I was reminded of this long-ago good deed when I was out at Half Moon Bay beach, my first time there in many years. I was taking pictures, taking air, taking it all in, when I found some keys on a picnic table. I'd been walking around a bit, and I'd noticed one young guy, T-shirt and Warriors cap, eating take-out fifty feet away. So I took the keys over to him and asked whether he'd noticed who had been sitting at the table with the keys--and he had. He thought it might be a family a hundred yards off, down near the shoreline.

As if they'd heard our discussion from that distance, a woman in the family suddenly jumped up and started searching her purse, their blankets, the picnic cooler. Then she started running towards us at a sprint. Well, that was easy, I said to my partner in key finding. We tossed the keys down the small bluff in her direction and she thanked us profusely.

"That was really nice of you to pick up those keys." The guy acted like he'd had no part in our little good deed.
"Lucky you noticed the family; it was a mutual effort. And losing your keys is the perfect way to ruin a good day."
"You just made their's, that's for sure."
"As did you." As if this small effort had been something extraordinary.

Okay, it wasn't life-saving, but it was day-saving, and sometimes that can be pretty good, too.
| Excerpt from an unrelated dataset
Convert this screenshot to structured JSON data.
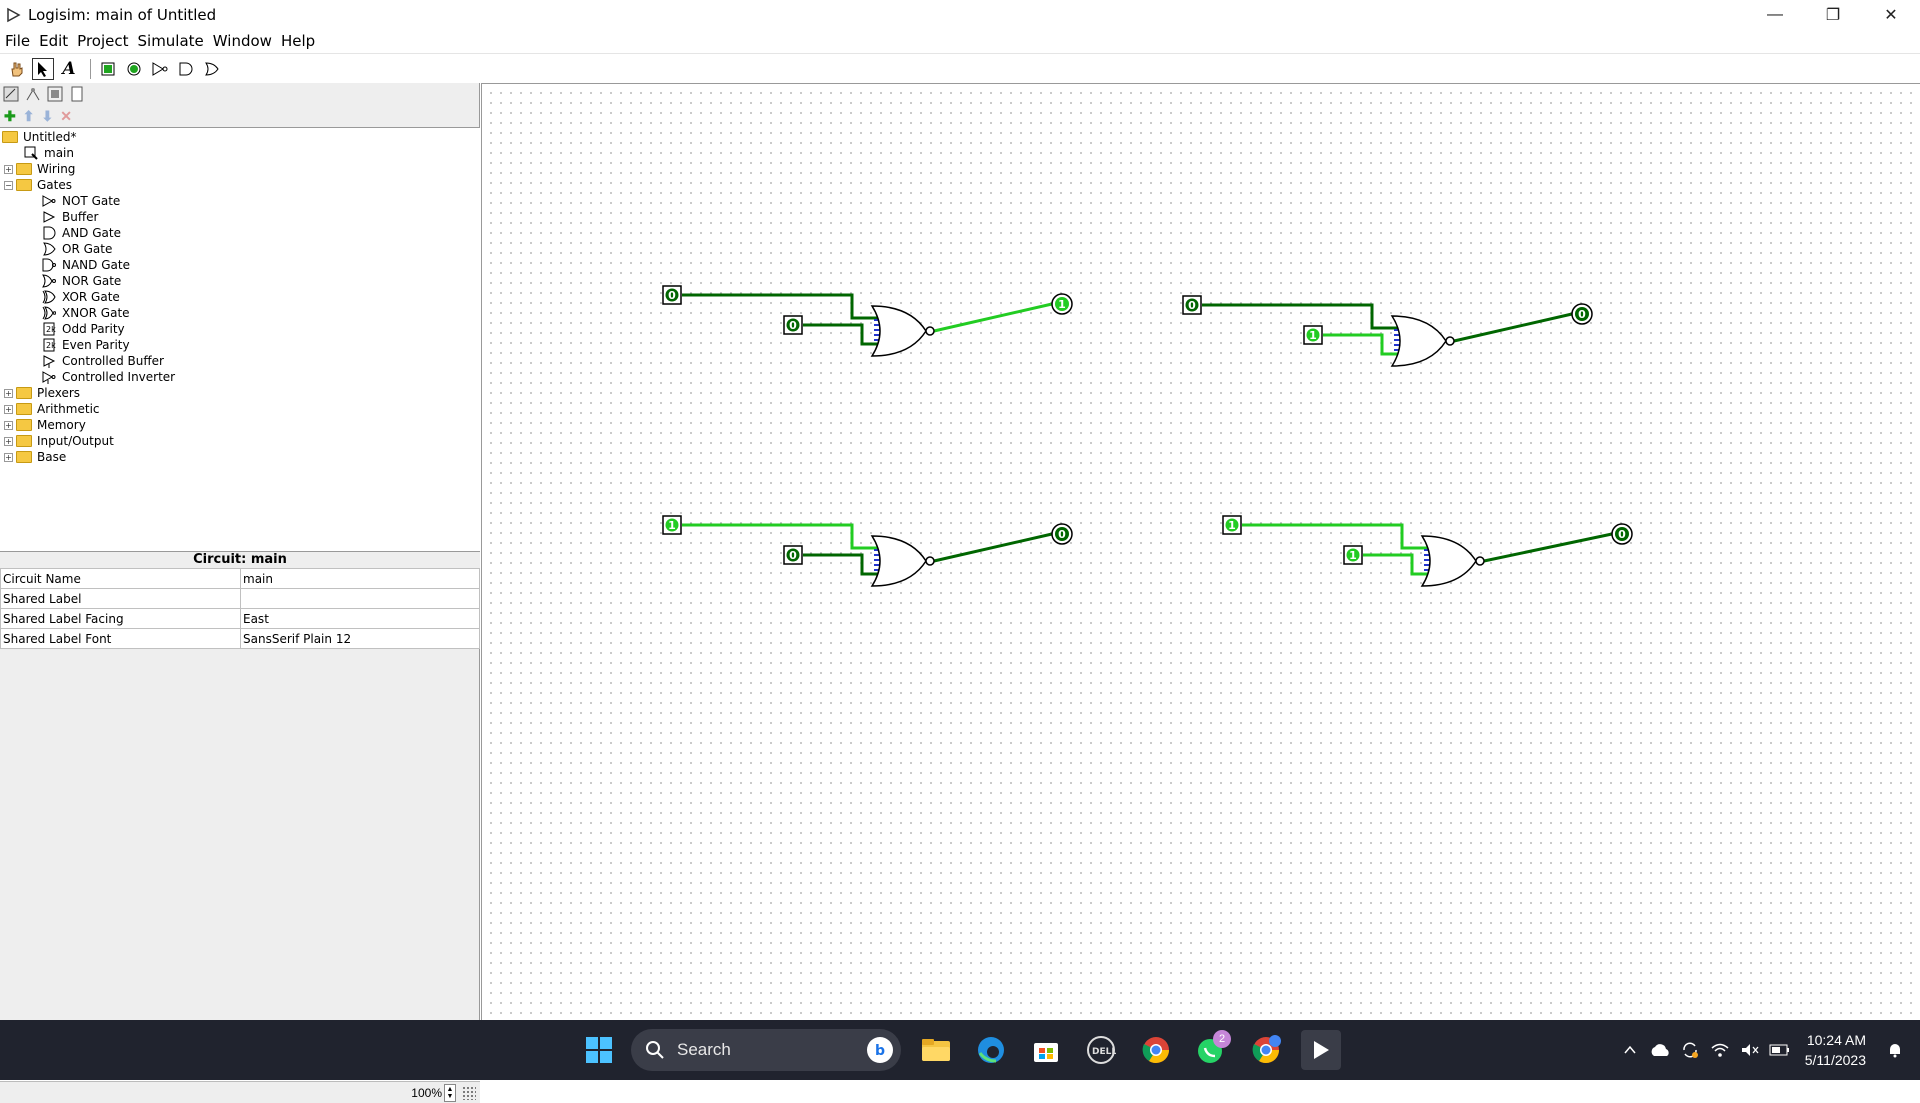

Those little gestures that change the course of a moment, and maybe a life.


Not long after Brian had saved me from certain death, I was about to leave the Bay Area. I was moving to Japan, and had been tying up loose ends all over the City. Errands, good-byes, dropping off borrowed books, and so on, in completely random neighborhoods. A couple of days prior to departure, I was sitting in Café Trieste in North Beach, enjoying a quiet moment alone. I noticed a woman approaching me, well-dressed in skirt and heels, a dreamy expression on her face. She looked like she knew me, but I was certain I didn't know her. She stopped in front of my table and smiled.

"You must be my guardian angel." She put a hand on the table, as if steadying herself.

"Pardon me?"

"I've seen you three times in the last week, in different parts of the city. All over the city. At the Department of Motor Vehicles. The Marina. The Cliff House."
It was true, I'd been in all those places over the previous week. I nodded, not sure where she was going with this.

"So, in the past week, my life has turned around. I'd see you, and something good happened. Every single time. And I don't know you."

I wasn't sure what to do. What's the protocol when a stranger declares you to be their guardian angel?

"I guess you've had a lucky week?"

"Better than lucky. I don't know how to thank you enough. And I don't want to bother you. But I'd like to buy your cup of coffee."

My coffee was already paid for and I told her she didn't have to thank me for anything. She smiled and patted my shoulder, and said good-bye. A few minutes later, a fresh cup of coffee and a piece of cake arrived at my table, and the woman was gone. I never found out what she thought I'd done. It didn't matter. She had made my day.

I wish I could say I'm a big believer in karma. But in my experience, for better or worse, not many people really get what they deserve.

Doing good, though--that I believe in, however major or minor the opportunity. And not just because it's usually just as easy as doing nothing at all. Sometimes it just feels good. Sometimes it's a life-saver.